I had a feeling she was. I would have to prove it somehow. And much as I would have loved to inflict a slow, excruciating revenge, it would be enough just to get her kicked off the show and out of our lives.

“How are you feeling?” Dante interrupted my Inigo Montoya-esque plans for vengeance.

“Totally better. I don’t think I had the flu.”

He pulled back the covers and sat up in the bed. “Food poisoning, maybe? That would explain why all three of you got sick.”

It certainly would.

“Did you take Abigail on the last-chance date yesterday?”

“No. I was in here with you all day.”

My heart stopped and melted all at the same time. The physical attraction was one thing, but the emotions threatened to drag me under. “Doing what?” My voice sounded strangled.

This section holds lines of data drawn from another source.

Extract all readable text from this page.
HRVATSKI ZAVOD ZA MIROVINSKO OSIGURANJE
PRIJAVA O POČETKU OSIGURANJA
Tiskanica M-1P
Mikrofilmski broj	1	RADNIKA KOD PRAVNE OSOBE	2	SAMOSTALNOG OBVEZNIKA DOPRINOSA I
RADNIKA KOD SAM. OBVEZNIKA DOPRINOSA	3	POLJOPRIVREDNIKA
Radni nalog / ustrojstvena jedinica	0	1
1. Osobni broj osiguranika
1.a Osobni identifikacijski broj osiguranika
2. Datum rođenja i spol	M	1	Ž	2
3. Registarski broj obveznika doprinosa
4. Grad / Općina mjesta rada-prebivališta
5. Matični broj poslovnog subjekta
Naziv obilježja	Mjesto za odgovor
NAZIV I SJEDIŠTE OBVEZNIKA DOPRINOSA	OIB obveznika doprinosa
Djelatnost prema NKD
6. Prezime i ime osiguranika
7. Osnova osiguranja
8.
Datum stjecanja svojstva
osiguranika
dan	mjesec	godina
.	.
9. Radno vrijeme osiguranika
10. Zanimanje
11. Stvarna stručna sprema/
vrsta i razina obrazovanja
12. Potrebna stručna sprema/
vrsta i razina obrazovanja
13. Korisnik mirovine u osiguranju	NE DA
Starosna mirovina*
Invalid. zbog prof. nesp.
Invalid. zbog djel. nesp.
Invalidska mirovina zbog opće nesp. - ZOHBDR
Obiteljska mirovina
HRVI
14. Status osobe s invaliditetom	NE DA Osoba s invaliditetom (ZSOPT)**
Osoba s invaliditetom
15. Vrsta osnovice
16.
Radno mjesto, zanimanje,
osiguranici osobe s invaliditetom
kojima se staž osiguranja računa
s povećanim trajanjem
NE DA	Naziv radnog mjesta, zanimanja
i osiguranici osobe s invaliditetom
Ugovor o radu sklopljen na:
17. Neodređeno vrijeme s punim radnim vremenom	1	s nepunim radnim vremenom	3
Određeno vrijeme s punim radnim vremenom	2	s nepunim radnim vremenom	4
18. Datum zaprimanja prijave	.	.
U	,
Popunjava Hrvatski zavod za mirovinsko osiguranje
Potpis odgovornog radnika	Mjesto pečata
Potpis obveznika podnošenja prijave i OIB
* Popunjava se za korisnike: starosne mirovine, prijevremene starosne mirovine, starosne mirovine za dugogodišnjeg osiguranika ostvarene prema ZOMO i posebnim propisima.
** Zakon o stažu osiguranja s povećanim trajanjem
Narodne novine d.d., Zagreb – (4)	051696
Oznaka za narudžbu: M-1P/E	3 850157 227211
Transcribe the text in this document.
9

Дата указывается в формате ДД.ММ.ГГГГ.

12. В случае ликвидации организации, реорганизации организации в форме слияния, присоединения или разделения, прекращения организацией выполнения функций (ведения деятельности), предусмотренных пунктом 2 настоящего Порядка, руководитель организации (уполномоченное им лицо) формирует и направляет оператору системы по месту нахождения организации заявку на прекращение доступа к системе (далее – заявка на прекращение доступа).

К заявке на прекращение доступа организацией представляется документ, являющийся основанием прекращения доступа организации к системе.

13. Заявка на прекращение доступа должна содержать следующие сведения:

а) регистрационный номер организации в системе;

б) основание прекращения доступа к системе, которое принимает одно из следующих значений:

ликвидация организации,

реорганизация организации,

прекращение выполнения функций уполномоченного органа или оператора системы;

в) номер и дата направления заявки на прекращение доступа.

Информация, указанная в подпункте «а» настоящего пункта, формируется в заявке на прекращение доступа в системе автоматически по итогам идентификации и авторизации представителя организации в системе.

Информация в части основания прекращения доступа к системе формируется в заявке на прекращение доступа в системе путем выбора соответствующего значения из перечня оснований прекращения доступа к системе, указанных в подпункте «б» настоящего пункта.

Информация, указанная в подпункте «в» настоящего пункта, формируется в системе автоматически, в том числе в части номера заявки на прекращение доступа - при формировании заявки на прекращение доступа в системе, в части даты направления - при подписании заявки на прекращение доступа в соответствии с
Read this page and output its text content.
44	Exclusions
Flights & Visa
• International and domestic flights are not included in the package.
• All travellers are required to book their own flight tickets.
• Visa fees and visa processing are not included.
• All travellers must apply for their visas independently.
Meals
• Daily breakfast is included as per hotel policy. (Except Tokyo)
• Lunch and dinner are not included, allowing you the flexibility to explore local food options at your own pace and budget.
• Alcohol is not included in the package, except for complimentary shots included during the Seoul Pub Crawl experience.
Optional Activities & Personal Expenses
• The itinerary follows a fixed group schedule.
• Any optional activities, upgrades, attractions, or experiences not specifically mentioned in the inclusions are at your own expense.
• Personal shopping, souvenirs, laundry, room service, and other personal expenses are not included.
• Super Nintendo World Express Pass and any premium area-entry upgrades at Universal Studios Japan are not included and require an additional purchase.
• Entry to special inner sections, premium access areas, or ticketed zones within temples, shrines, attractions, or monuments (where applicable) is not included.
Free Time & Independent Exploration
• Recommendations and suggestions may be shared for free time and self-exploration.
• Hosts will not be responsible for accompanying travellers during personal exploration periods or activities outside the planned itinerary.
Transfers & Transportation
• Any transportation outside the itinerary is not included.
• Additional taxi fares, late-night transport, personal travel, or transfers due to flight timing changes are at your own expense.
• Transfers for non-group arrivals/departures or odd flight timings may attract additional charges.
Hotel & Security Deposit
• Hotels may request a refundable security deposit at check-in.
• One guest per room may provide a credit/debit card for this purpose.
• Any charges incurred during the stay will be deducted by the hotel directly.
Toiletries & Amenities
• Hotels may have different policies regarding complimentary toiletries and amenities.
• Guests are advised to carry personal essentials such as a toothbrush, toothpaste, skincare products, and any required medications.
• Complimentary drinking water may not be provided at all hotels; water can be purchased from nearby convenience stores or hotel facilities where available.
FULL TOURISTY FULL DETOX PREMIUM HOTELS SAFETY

“Taking care of you. Watching that zombie show you like so much when you were sleeping.”

It affected me more deeply than I would have cared to admit that he had spent an entire day looking after me. He didn’t have to, I didn’t expect it, and he did it anyway.

Maybe, just maybe, his feelings weren’t as shallow as I thought they were.

I couldn’t imagine Sterling doing the same thing.

What was wrong with me? It was like I was looking for reasons to be with Dante and cancel my wedding. “You mean The Walking Dead?”

“And I don’t understand why when people fall down when running from a zombie, they scoot backward along the ground instead of getting back up and running away. They’re obviously faster on their feet. Or why sometimes the zombies are loud and other times they’re like ninja zombies.”

Sterling also refused to watch The Walking Dead, even though it was my favorite TV show.

I sighed. I was doing it again.

“It does make you wonder how you’d react in an apocalypse.”

That was one of the reasons I loved the show so much. I liked to imagine myself in that scenario, how I would do it better than the characters and how I would survive. I liked that he had asked the question. “I would kick butt in an apocalypse. I’m an excellent shot.”

“Also useful in a revolution.”

“Are you expecting a revolution?” I couldn’t help but smile. The last people anyone would try to overthrow were Dante’s parents.

“No one ever expects a revolution. It would be nice to know that at least one member of the royal household could shoot her way out.”

“I’m not going to be . . .” I stopped talking and sucked in a breath as he stretched his arms above his head, flexing his arms and showing an expanse of his stomach that my great-grandmother could have done her laundry on.